First, ensure that the application is suitable for native execution. Data parallelism, usage of parallel algorithms, and application scalability are criteria for targeting Intel Xeon Phi coprocessors, but not for distinguishing between the usage of offload or native mode. An application likely to benefit from the large number of cores available with native execution tends to have the following characteristics:
- A modest memory footprint, less than the available physical memory on the device.
- Very few serial segments.
- Does not perform extensive I/O.
- A complex code structure with no well-identified hot kernels that could be offloaded without substantial data transfer overhead.
Offload (heterogeneous) Model
It is also possible to develop applications so that they run on the host and employ the MIC architecture by transferring only some of the
data and functions to the coprocessors. The process of data and
code transfer to the coprocessor is generally called offload, and
applications using this procedure are known as offload
applications.
Offload code run on the Xeon Processor
and employ the MIC architecture by transferring only some of the data
and functions to the coprocessors.
The source code in C language in Figure 1 demonstrates offloading a
section of the program to Intel Xeon Phi coprocessor using #pragma
offload.
When the Intel compiler encounters an #pragma offload, it generates
code for both, the Phi coprocessor and Xeon Processor. Code to transfer
the data to the Phi coprocessor is automatically created by the
compiler, however the programmer can influence the data transfer by
adding data clauses to the offload pragma.

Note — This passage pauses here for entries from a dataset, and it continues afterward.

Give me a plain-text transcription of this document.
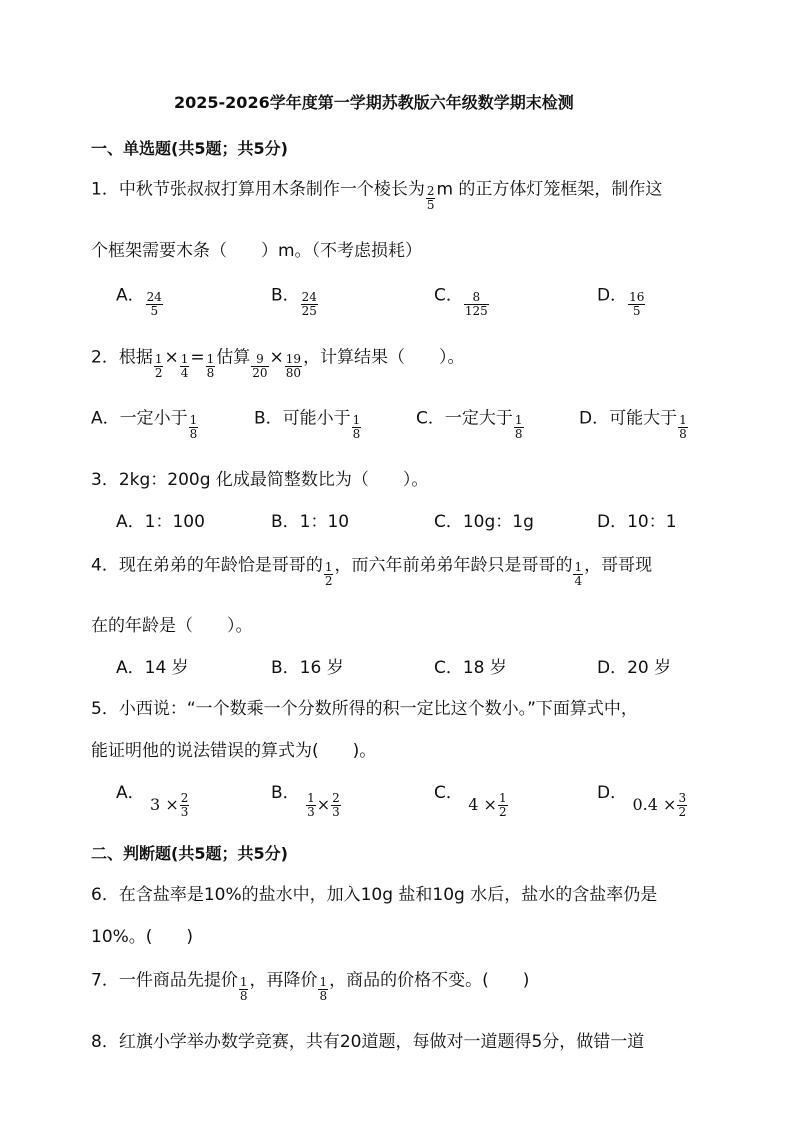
2025-2026学年度第一学期苏教版六年级数学期末检测
一、单选题(共5题；共5分)
1．中秋节张叔叔打算用木条制作一个棱长为 $\frac{2}{5}$ m 的正方体灯笼框架，制作这
个框架需要木条（　　）m。（不考虑损耗）
A． $\frac{24}{5}$	B． $\frac{24}{25}$	C． $\frac{8}{125}$	D． $\frac{16}{5}$
2．根据 $\frac{1}{2} \times \frac{1}{4} = \frac{1}{8}$ 估算 $\frac{9}{20} \times \frac{19}{80}$ ，计算结果（　　）。
A．一定小于 $\frac{1}{8}$	B．可能小于 $\frac{1}{8}$	C．一定大于 $\frac{1}{8}$	D．可能大于 $\frac{1}{8}$
3．2kg：200g 化成最简整数比为（　　）。
A．1：100	B．1：10	C．10g：1g	D．10：1
4．现在弟弟的年龄恰是哥哥的 $\frac{1}{2}$ ，而六年前弟弟年龄只是哥哥的 $\frac{1}{4}$ ，哥哥现
在的年龄是（　　）。
A．14 岁	B．16 岁	C．18 岁	D．20 岁
5．小西说：“一个数乘一个分数所得的积一定比这个数小。”下面算式中，
能证明他的说法错误的算式为(　　)。
A． $3 \times \frac{2}{3}$	B． $\frac{1}{3} \times \frac{2}{3}$	C． $4 \times \frac{1}{2}$	D． $0.4 \times \frac{3}{2}$
二、判断题(共5题；共5分)
6．在含盐率是10%的盐水中，加入10g 盐和10g 水后，盐水的含盐率仍是
10%。(　　)
7．一件商品先提价 $\frac{1}{8}$ ，再降价 $\frac{1}{8}$ ，商品的价格不变。(　　)
8．红旗小学举办数学竞赛，共有20道题，每做对一道题得5分，做错一道
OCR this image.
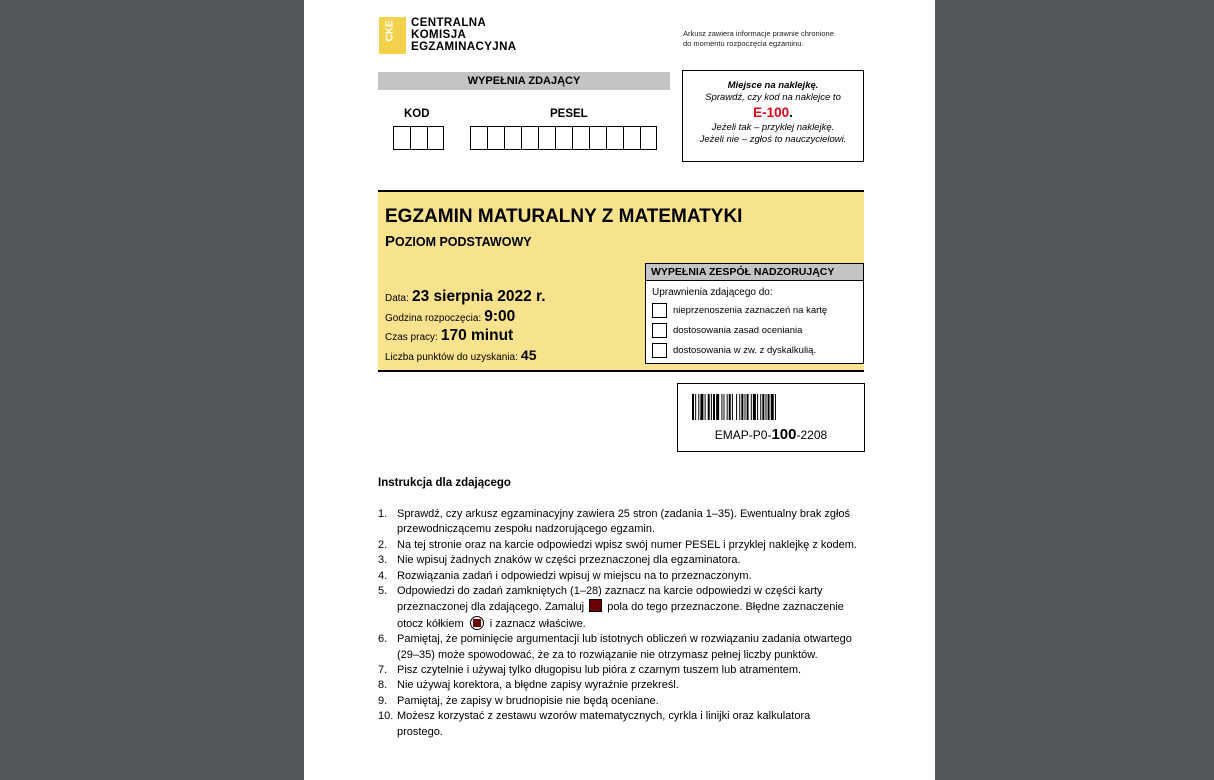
CKE CENTRALNA
KOMISJA
EGZAMINACYJNA
Arkusz zawiera informacje prawnie chronione
do momentu rozpoczęcia egzaminu.
WYPEŁNIA ZDAJĄCY
KOD	PESEL
Miejsce na naklejkę.
Sprawdź, czy kod na naklejce to
E-100.
Jeżeli tak – przyklej naklejkę.
Jeżeli nie – zgłoś to nauczycielowi.
EGZAMIN MATURALNY Z MATEMATYKI
POZIOM PODSTAWOWY
Data: 23 sierpnia 2022 r.
Godzina rozpoczęcia: 9:00
Czas pracy: 170 minut
Liczba punktów do uzyskania: 45
WYPEŁNIA ZESPÓŁ NADZORUJĄCY
Uprawnienia zdającego do:
nieprzenoszenia zaznaczeń na kartę
dostosowania zasad oceniania
dostosowania w zw. z dyskalkulią.
EMAP-P0-100-2208
Instrukcja dla zdającego
1. Sprawdź, czy arkusz egzaminacyjny zawiera 25 stron (zadania 1–35). Ewentualny brak zgłoś przewodniczącemu zespołu nadzorującego egzamin.
2. Na tej stronie oraz na karcie odpowiedzi wpisz swój numer PESEL i przyklej naklejkę z kodem.
3. Nie wpisuj żadnych znaków w części przeznaczonej dla egzaminatora.
4. Rozwiązania zadań i odpowiedzi wpisuj w miejscu na to przeznaczonym.
5. Odpowiedzi do zadań zamkniętych (1–28) zaznacz na karcie odpowiedzi w części karty przeznaczonej dla zdającego. Zamaluj pola do tego przeznaczone. Błędne zaznaczenie otocz kółkiem i zaznacz właściwe.
6. Pamiętaj, że pominięcie argumentacji lub istotnych obliczeń w rozwiązaniu zadania otwartego (29–35) może spowodować, że za to rozwiązanie nie otrzymasz pełnej liczby punktów.
7. Pisz czytelnie i używaj tylko długopisu lub pióra z czarnym tuszem lub atramentem.
8. Nie używaj korektora, a błędne zapisy wyraźnie przekreśl.
9. Pamiętaj, że zapisy w brudnopisie nie będą oceniane.
10. Możesz korzystać z zestawu wzorów matematycznych, cyrkla i linijki oraz kalkulatora prostego.
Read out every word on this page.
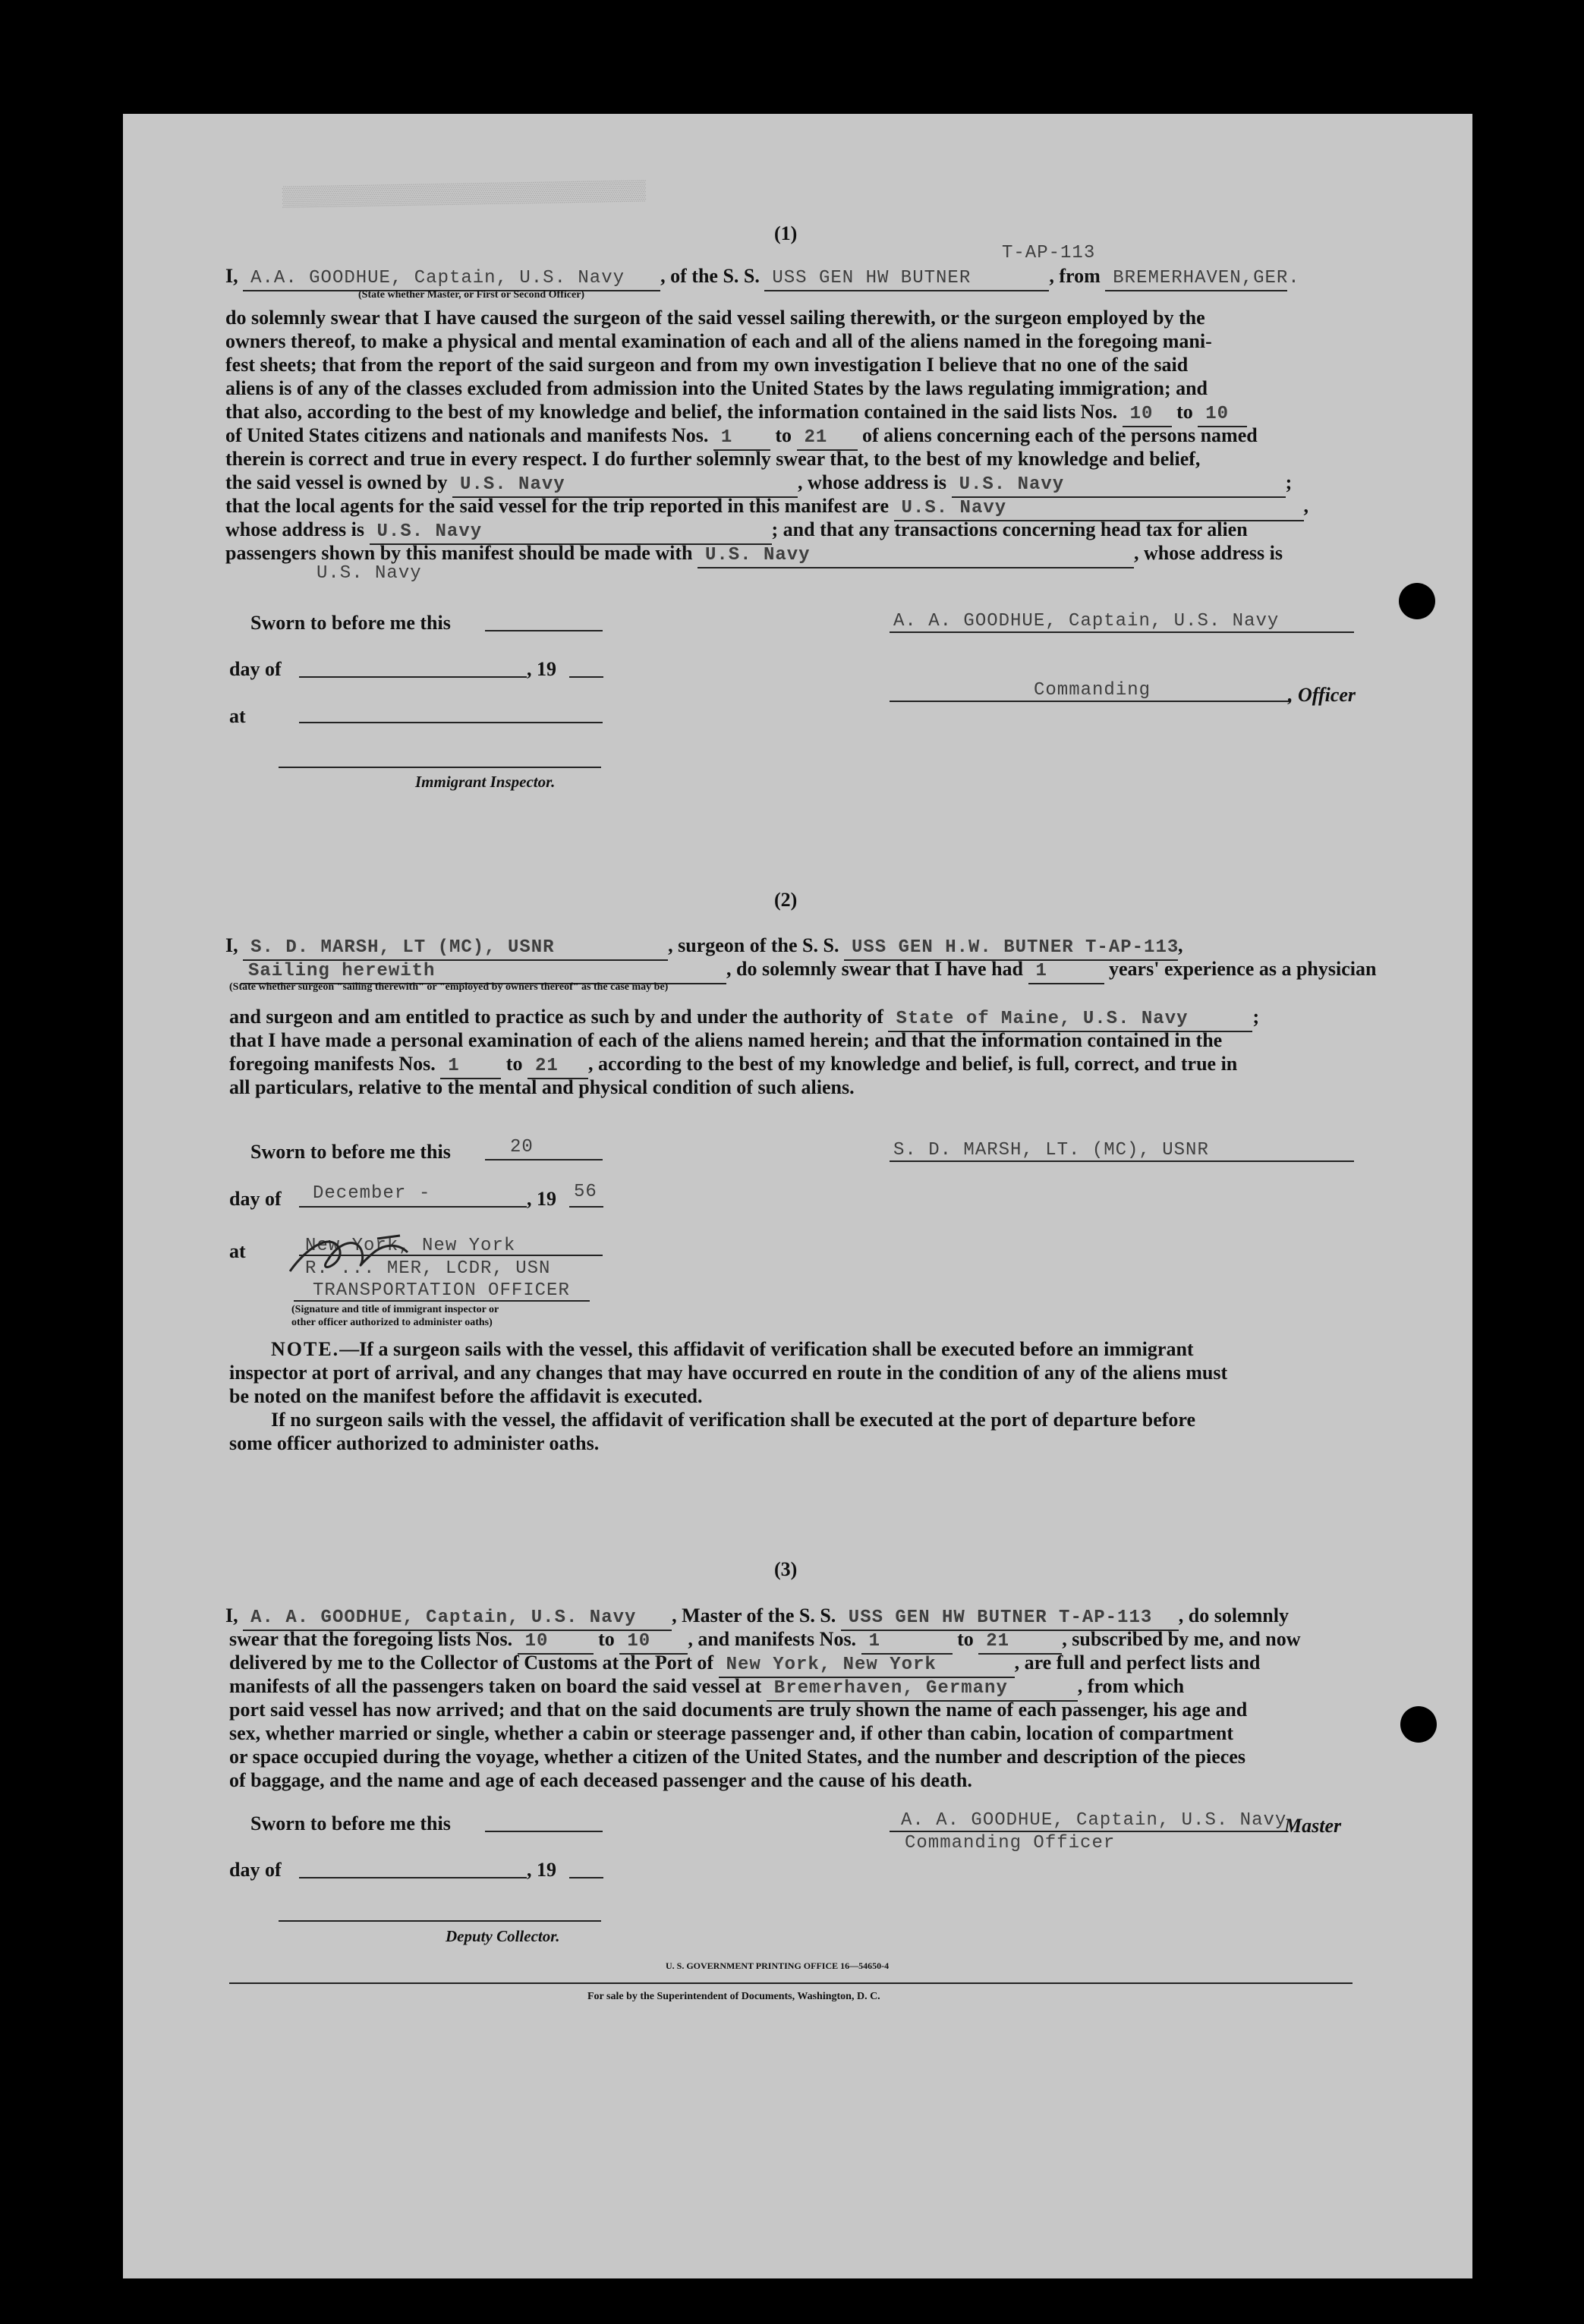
▒▒▒▒▒▒▒▒▒▒▒▒▒▒▒▒▒▒▒▒▒▒▒▒▒▒
(1)
T-AP-113
I, A.A. GOODHUE, Captain, U.S. Navy , of the S. S. USS GEN HW BUTNER	, from BREMERHAVEN,GER.
(State whether Master, or First or Second Officer)
do solemnly swear that I have caused the surgeon of the said vessel sailing therewith, or the surgeon employed by the
owners thereof, to make a physical and mental examination of each and all of the aliens named in the foregoing mani-
fest sheets; that from the report of the said surgeon and from my own investigation I believe that no one of the said
aliens is of any of the classes excluded from admission into the United States by the laws regulating immigration; and
that also, according to the best of my knowledge and belief, the information contained in the said lists Nos. 10 to 10
of United States citizens and nationals and manifests Nos. 1 to 21 of aliens concerning each of the persons named
therein is correct and true in every respect. I do further solemnly swear that, to the best of my knowledge and belief,
the said vessel is owned by U.S. Navy	, whose address is U.S. Navy	;
that the local agents for the said vessel for the trip reported in this manifest are U.S. Navy	,
whose address is U.S. Navy	; and that any transactions concerning head tax for alien
passengers shown by this manifest should be made with U.S. Navy	, whose address is
U.S. Navy
Sworn to before me this
day of	, 19
at
Immigrant Inspector.
A. A. GOODHUE, Captain, U.S. Navy
Commanding	, Officer
(2)
I, S. D. MARSH, LT (MC), USNR	, surgeon of the S. S. USS GEN H.W. BUTNER T-AP-113,
Sailing herewith	, do solemnly swear that I have had 1	years' experience as a physician
(State whether surgeon "sailing therewith" or "employed by owners thereof" as the case may be)
and surgeon and am entitled to practice as such by and under the authority of State of Maine, U.S. Navy	;
that I have made a personal examination of each of the aliens named herein; and that the information contained in the
foregoing manifests Nos. 1 to 21 , according to the best of my knowledge and belief, is full, correct, and true in
all particulars, relative to the mental and physical condition of such aliens.
Sworn to before me this	20
day of December -	, 19 56
at	New York, New York
R. ... MER, LCDR, USN
TRANSPORTATION OFFICER
(Signature and title of immigrant inspector or
other officer authorized to administer oaths)
S. D. MARSH, LT. (MC), USNR
NOTE.—If a surgeon sails with the vessel, this affidavit of verification shall be executed before an immigrant
inspector at port of arrival, and any changes that may have occurred en route in the condition of any of the aliens must
be noted on the manifest before the affidavit is executed.
If no surgeon sails with the vessel, the affidavit of verification shall be executed at the port of departure before
some officer authorized to administer oaths.
(3)
I, A. A. GOODHUE, Captain, U.S. Navy , Master of the S. S. USS GEN HW BUTNER T-AP-113 , do solemnly
swear that the foregoing lists Nos. 10	to 10 , and manifests Nos. 1	to 21	, subscribed by me, and now
delivered by me to the Collector of Customs at the Port of New York, New York	, are full and perfect lists and
manifests of all the passengers taken on board the said vessel at Bremerhaven, Germany	, from which
port said vessel has now arrived; and that on the said documents are truly shown the name of each passenger, his age and
sex, whether married or single, whether a cabin or steerage passenger and, if other than cabin, location of compartment
or space occupied during the voyage, whether a citizen of the United States, and the number and description of the pieces
of baggage, and the name and age of each deceased passenger and the cause of his death.
Sworn to before me this
day of	, 19
Deputy Collector.
A. A. GOODHUE, Captain, U.S. Navy
Master
Commanding Officer
U. S. GOVERNMENT PRINTING OFFICE 16—54650-4
For sale by the Superintendent of Documents, Washington, D. C.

Figure 1. Source code of hello-offload.cpp example with the offload segment to be executed on Intel Xeon
Phi coprocessor.
#pragma offload target(mic)
indicates that the following segment of the code should be executed on an Intel
Xeon Phi coprocessor (i.e., “offloaded”). This application must be
compiled as a usual host application: no additional compiler arguments
are necessary in order to compile offload applications.
Offload model may run only on Xeon Processor if there is no #pragma
offload inside the code, also, this kind of application does not
need to be copied to the Phi coprocessor.
- Suitability for Offload Execution
- Better serial processing.
- Makes fuller use of available resources.